Le Bien Public (Dijon) · 30 mars 1996 · L’ILLUSION COMIQUE

Le Bien Public (Dijon) · 30 mars 1996 · L’ILLUSION COMIQUE
Tout en subtilité théâtrale
Presse régionale
Critique
Nathalie Bouley
30 Mar 1996
Le Bien Public (Dijon)
Langue: Français
Tous droits réservés

Le Bien Public (Dijon)

30 mars 1996 · NATHALIE BOULEY

L'Illusion comique de VIGNER : Quoi de neuf ? CORNEILLE !

La mise en scène d'ÉRIC VIGNER a beau être foncièrement moderne, c'est du pur CORNEILLE que l'on savoure pendant deux heures trente. Dans ce texte où semblent s'imbriquer plusieurs histoires, plusieurs intrigues et tous les genres du théâtre poussés à leurs extrêmes, on retrouve l'univers de CORNEILLE et le regard qu'il pouvait porter sur le théâtre, cet art noble dont il fait l'apologie avec son Illusion comique.

Avec CORNEILLE, avec VIGNER, on passe du rire aux larmes, de la légèreté à l'émotion la plus vive, la plus profonde.

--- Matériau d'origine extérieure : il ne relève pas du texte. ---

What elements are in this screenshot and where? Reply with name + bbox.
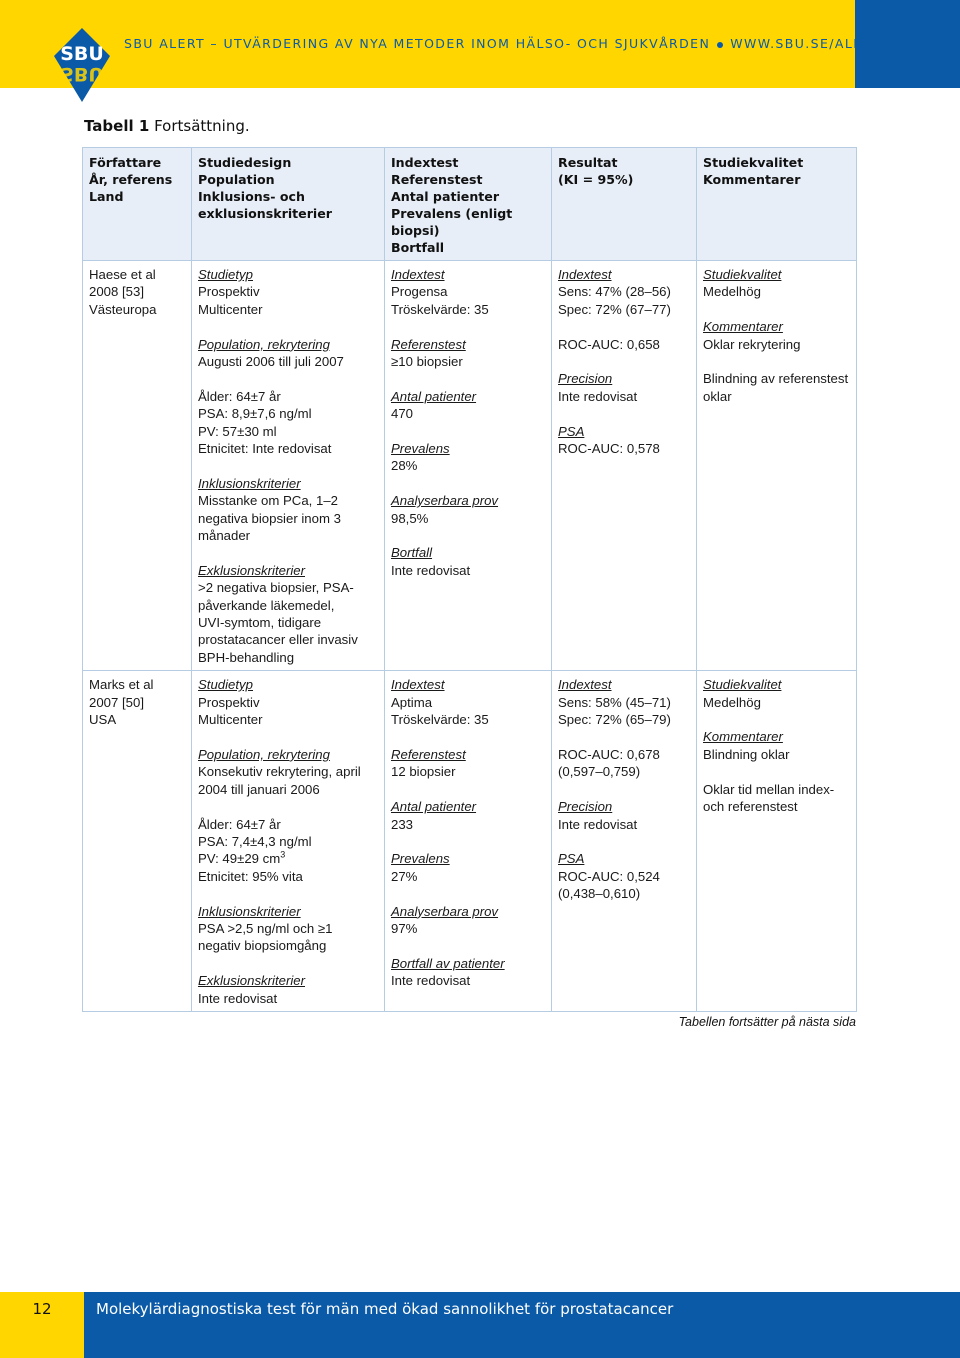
col-author: Författare År, referens Land [83,148,192,261]
cell-result: Indextest Sens: 47% (28–56) Spec: 72% (67–77) ROC-AUC: 0,658 Precision Inte redovisat PSA ROC-AUC: 0,578 [552,261,697,671]
col-index: Indextest Referenstest Antal patienter Prevalens (enligt biopsi) Bortfall [385,148,552,261]
col-design: Studiedesign Population Inklusions- och exklusionskriterier [192,148,385,261]
results-table [82,147,857,1012]
header-alert-line [124,36,881,51]
col-quality: Studiekvalitet Kommentarer [697,148,857,261]
logo-text: SBU [60,43,104,65]
cell-author: Haese et al 2008 [53] Västeuropa [83,261,192,671]
cell-index: Indextest Aptima Tröskelvärde: 35 Referenstest 12 biopsier Antal patienter 233 Prevalens 27% Analyserbara prov 97% Bortfall av patienter Inte redovisat [385,671,552,1012]
sbu-logo [52,26,112,104]
bullet-icon [717,42,723,48]
continues-note: Tabellen fortsätter på nästa sida [678,1015,856,1029]
footer-title: Molekylärdiagnostiska test för män med ökad sannolikhet för prostatacancer [96,1300,674,1318]
cell-author: Marks et al 2007 [50] USA [83,671,192,1012]
page-number: 12 [32,1300,52,1318]
cell-design: Studietyp Prospektiv Multicenter Population, rekrytering Augusti 2006 till juli 2007 Ålder: 64±7 år PSA: 8,9±7,6 ng/ml PV: 57±30 ml Etnicitet: Inte redovisat Inklusionskriterier Misstanke om PCa, 1–2 negativa biopsier inom 3 månader Exklusionskriterier >2 negativa biopsier, PSA- påverkande läkemedel, UVI-symtom, tidigare prostatacancer eller invasiv BPH-behandling [192,261,385,671]
table-caption [84,117,250,135]
cell-quality: Studiekvalitet Medelhög Kommentarer Blindning oklar Oklar tid mellan index- och referenstest [697,671,857,1012]
caption-text: Fortsättning. [154,117,250,135]
caption-label: Tabell 1 [84,117,150,135]
table-header-row [83,148,857,261]
table-row [83,671,857,1012]
table-row [83,261,857,671]
col-result: Resultat (KI = 95%) [552,148,697,261]
logo-reflection: SBU [60,63,104,85]
cell-result: Indextest Sens: 58% (45–71) Spec: 72% (65–79) ROC-AUC: 0,678 (0,597–0,759) Precision Inte redovisat PSA ROC-AUC: 0,524 (0,438–0,610) [552,671,697,1012]
header-alert-text: SBU ALERT – UTVÄRDERING AV NYA METODER INOM HÄLSO- OCH SJUKVÅRDEN [124,36,711,51]
header-url[interactable]: WWW.SBU.SE/ALERT [730,36,881,51]
cell-quality: Studiekvalitet Medelhög Kommentarer Oklar rekrytering Blindning av referenstest oklar [697,261,857,671]
cell-design: Studietyp Prospektiv Multicenter Population, rekrytering Konsekutiv rekrytering, april 2004 till januari 2006 Ålder: 64±7 år PSA: 7,4±4,3 ng/ml PV: 49±29 $cm^3$ Etnicitet: 95% vita Inklusionskriterier PSA >2,5 ng/ml och ≥1 negativ biopsiomgång Exklusionskriterier Inte redovisat [192,671,385,1012]
cell-index: Indextest Progensa Tröskelvärde: 35 Referenstest ≥10 biopsier Antal patienter 470 Prevalens 28% Analyserbara prov 98,5% Bortfall Inte redovisat [385,261,552,671]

On bascule de la gravité à la dérision, de la tragédie à la comédie, de la réalité à l'illusion tout en subtilité théâtrale, ÉRIC VIGNER maniant la scénographie, l'esthétique plastique, la direction, d'acteurs d'une main de maestro, s'en donnant à coeur joie avec ce texte singulier de Corneille.

D'un quiproquo à l'autre

L'Illusion comique n'a rien des classiques pièces rigoureuses que CORNEILLE écrivait. La définir est un vérItable casse-tête : le premier acte ressemble à un prologue, les trois suivants forment une pièce tout en rebondissement, en fiction dans la fiction. L'action n'y est pas complète puisqu'on ne sait même pas à la fin du quatrième acte qui la termine, ce que deviennent les principaux protagonistes. Cela a l'air complexe mais revisité par VIGNER, on vogue d'un quiproquo à l'autre, d'un sursaut d'intrigue à un autre, d'un registre à l'autre sans difficulté. Grâce à ÉRIC VIGNER, le spectateur se fait le complice de CORNEILLE, riant des comédiens qui usent et abusent de mimiques, de gestuelles, qui déclament sans trouver le ton.

L'Illusion comique est une magnifique histoire d'amour, dans laquelle se mêle le récit d'une errance, celle d'un père à la recherche de son fils; un fils fragile, en mal d'identité qui tombe sur l'amour et finit par trouver sa vérité en compagnie de sa belle dans le métier d'acteur. Et le théâtre dans tout cela ?

Il est non seulement l'art par lequel se véhicule cette histoire et l'instrument, le miroir utilisé par CORNEILLE au sein même de sa pièce pour permettre à ce père et à ce fils de se retrouver. Pas étonnant qu'ÉRIC VIGNER ait intégré dans son décor tout un jeu de vitres transparentes aux reflets étonnants, bousculant les conventions traditionnelles, supprimant le rideau, immisçant un ensemble à cordes pour rythmer sa création, gardant le panache folklorique des costumes et maquillages. Portée par des comédiens merveilleux et malgré quelques minces longueurs, L'Illusion comique de VIGNER séduit.